Cabinet Installation Services
After the your kitchen cabinets have arrived and all has been checked to make sure that it matches your order, the kitchen cabinet installers should mark all the cabinet locations on the walls, as well as marking the studs where the cabinets will be attached.
Measurements come first. The installer should find the "high spot" on the floor where the kitchen cabinets will be installed. Most floors in older homes aren’t level, and cabinet installation must work with the reality of a home's condition. Similarly, walls often aren’t plumb or square, even in relatively new construction, so the installer must check them before any cabinets can be installed. Doors to wall cabinets should be removed before installation.
The base kitchen cabinets set the standard for the rest of the installation. Before installation, they should be lined up and connected to one another. First, they should be clamped together for perfect alignment and then connected through the sides by screws. This method is far more precise than attaching components to the wall separately, one after another.
Once the base kitchen cabinets are lined up and connected, your contractor will be able to tell what kind of "shimming" may be needed on the walls and floor. A shim is a narrow wedge of wood that works much like a matchbook placed under the leg of a wobbly table in a restaurant. If your floors or walls are at all ‘wavy,’ as is the case in many older homes, shimming will be necessary.
Most frameless cabinets are screwed directly to a wall. If hanging rails are to be used, however, they should be cut and screwed to the studs, usually about two and half inches below the soffit. This space will allow the cabinet to lift up above the rail before being lowered onto it. Molding is then used to cover the gap between the top of the cabinet and the bottom of the soffit.
Toe-kick moldings are an aesthetic feature that screens the leg levelers from view and provides a floating look to the base cabinets. Some can be snapped into place. Finally, doors and drawer fronts are attached, using adjustable hardware to align them and make the opening between the doors even from top to bottom.
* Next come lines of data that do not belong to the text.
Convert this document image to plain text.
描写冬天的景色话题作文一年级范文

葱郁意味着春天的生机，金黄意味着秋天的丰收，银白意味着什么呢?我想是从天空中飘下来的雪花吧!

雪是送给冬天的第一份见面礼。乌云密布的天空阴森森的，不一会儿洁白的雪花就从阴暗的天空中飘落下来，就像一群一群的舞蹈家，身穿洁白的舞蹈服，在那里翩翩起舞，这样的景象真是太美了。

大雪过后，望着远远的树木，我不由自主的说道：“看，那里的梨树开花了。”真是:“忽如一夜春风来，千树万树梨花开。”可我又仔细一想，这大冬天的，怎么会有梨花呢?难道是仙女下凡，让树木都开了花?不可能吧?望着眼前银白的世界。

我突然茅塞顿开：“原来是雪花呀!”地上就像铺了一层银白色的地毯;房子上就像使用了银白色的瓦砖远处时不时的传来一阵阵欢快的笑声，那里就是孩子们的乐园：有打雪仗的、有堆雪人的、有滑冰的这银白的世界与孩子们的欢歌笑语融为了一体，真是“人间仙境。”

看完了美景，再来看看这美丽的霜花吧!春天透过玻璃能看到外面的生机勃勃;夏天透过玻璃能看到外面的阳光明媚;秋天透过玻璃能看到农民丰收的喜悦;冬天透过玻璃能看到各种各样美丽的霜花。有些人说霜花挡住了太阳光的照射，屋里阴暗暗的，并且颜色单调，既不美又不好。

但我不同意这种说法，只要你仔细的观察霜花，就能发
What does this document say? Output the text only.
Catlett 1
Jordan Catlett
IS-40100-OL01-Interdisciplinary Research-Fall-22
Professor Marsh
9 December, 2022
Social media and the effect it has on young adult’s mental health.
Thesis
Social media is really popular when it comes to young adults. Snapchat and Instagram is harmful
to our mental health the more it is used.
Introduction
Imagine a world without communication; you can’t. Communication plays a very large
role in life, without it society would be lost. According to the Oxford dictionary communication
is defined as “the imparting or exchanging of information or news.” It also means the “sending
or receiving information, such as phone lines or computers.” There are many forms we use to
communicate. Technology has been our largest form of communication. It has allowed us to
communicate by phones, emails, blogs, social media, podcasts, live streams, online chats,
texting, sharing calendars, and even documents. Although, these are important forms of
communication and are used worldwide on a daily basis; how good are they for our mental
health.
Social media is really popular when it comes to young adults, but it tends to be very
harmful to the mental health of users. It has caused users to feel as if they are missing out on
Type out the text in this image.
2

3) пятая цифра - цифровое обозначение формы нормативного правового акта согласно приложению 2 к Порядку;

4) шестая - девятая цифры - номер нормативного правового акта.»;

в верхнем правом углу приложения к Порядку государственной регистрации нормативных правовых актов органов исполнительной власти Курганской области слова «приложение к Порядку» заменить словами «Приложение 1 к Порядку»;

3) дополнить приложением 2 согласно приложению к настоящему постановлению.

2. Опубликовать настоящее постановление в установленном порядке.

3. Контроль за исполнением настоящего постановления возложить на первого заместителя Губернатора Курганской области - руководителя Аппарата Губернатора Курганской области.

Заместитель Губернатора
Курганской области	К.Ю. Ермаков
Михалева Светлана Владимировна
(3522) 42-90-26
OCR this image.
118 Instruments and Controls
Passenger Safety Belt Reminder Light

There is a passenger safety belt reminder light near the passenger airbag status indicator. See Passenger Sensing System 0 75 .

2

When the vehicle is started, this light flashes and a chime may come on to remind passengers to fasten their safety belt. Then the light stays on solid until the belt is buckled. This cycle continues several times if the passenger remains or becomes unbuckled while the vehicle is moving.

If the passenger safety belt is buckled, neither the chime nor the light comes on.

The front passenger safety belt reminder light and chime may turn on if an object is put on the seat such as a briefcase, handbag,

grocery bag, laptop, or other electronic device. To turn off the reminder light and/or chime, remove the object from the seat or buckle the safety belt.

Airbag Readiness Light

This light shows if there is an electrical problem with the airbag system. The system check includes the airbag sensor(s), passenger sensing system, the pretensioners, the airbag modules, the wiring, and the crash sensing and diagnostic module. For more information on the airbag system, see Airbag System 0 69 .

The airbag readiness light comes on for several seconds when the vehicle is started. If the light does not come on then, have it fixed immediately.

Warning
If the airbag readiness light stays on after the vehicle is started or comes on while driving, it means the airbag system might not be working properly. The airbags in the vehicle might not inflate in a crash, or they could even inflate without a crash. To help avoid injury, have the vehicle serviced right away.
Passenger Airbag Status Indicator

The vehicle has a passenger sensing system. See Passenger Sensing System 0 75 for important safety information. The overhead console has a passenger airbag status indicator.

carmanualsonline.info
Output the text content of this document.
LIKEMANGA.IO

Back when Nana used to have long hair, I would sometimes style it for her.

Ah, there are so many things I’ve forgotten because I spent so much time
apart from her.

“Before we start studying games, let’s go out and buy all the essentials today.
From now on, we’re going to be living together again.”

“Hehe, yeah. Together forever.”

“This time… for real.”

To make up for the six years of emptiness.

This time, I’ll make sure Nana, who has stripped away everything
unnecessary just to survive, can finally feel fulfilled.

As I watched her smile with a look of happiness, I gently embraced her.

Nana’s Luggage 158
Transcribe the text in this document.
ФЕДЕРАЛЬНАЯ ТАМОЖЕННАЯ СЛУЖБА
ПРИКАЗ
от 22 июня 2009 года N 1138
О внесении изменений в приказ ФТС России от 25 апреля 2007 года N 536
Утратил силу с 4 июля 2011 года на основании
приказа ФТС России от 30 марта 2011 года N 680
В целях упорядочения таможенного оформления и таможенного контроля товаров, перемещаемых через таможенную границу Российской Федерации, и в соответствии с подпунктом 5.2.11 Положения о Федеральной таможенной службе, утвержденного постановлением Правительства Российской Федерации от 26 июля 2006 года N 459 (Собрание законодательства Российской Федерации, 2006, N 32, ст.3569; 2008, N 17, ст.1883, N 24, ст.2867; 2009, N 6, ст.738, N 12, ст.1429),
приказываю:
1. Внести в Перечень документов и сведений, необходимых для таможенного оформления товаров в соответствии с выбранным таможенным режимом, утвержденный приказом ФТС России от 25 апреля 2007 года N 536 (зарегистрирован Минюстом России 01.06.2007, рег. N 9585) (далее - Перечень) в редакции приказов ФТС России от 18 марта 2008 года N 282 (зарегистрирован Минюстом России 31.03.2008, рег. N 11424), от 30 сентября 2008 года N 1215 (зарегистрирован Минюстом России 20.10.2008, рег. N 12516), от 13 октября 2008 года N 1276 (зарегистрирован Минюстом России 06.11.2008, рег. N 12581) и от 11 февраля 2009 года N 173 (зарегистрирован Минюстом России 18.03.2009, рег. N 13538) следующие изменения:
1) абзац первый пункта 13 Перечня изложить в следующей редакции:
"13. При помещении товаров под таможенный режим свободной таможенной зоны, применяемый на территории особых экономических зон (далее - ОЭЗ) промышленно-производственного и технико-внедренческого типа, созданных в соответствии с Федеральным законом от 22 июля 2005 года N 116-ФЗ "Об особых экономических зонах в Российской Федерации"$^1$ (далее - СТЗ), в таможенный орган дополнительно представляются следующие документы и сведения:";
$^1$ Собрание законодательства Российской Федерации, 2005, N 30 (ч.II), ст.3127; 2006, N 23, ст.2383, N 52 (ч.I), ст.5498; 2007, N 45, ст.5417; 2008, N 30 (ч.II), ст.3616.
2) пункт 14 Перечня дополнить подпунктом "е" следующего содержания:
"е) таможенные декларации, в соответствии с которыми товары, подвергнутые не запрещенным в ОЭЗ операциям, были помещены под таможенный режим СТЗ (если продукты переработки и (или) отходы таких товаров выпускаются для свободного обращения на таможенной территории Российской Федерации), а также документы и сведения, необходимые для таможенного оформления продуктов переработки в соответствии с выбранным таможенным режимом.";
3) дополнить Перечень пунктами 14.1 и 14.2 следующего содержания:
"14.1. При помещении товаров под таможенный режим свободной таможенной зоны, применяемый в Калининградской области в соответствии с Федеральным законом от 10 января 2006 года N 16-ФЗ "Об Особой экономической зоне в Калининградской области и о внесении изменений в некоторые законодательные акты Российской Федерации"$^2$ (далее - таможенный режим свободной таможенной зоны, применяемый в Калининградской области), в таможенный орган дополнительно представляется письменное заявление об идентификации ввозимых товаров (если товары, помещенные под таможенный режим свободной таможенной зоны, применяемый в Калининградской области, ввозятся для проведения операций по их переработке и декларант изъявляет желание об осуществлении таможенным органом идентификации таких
Face-frame kitchen cabinet installation doesn’t differ greatly from that of frameless kitchen cabinets, except that face-frame cabinets usually are screwed to the wall through a mounting strip. Because they have more inner construction, face-frame cabinets don’t rack as easily as frameless cabinets. Since the door can be adjusted on the frame, face-frame cabinets also offer some flexibility in door placement, provided that the doors haven't been predrilled.
Wall kitchen cabinets should be installed starting in a corner, and working outward. In a U-shaped kitchen, the two corner cabinets should be installed first. As each cabinet is hung, it should be fastened to the preceding one so they’re perfectly aligned. When all the wall cabinets have been installed, they should be checked to make sure they’re level, plumb, and square.
Most base cabinets require leveling legs, which should be attached to their bottom corners. In standard installations, the installer makes a mark 34 inches above the high point of the floor along the walls where the base cabinet will be placed. This assumes that the height of your countertop is going to be the standard 36 inches.
After your old cabinets are torn out, and before installing the new ones, is the perfect time to do any kitchen improvements. Here are some upgrades to consider:
- Electrical upgrades. Older kitchens are notorious for lacking adequate lighting and outlets. Consider adding undercabinet, task or indirect lighting and more outlets and upgrading all the outlets to GFCI-protected ones (now demanded by code). It's easy to cut open drywall, fish new wires and install electrical boxes because you can do the work behind the cabinets. Repairs won't have to be perfect because they won't show.
- Drywall repair. Patch any holes or any other drywall damage.
- Painting. Repaint all of the walls and the ceiling. You'll save the hassle of cutting in around the new cabinets and get a much neater job to boot. You can touch up nicks and bumps later.
- Install new finished flooring if you can. Most finished floor materials can be installed ahead of the cabinets. That's much easier to do because you can project the flooring under the cabinets and avoid cutting around them later. Hardwood flooring, tile, most vinyl and some laminate floors can handle cabinets resting on them with no problem. But be careful. Perimeter-glued vinyl and floating wood laminate floors need to expand and contract freely. If you rest cabinets on them, you may have problems with buckling, splitting or cracking later.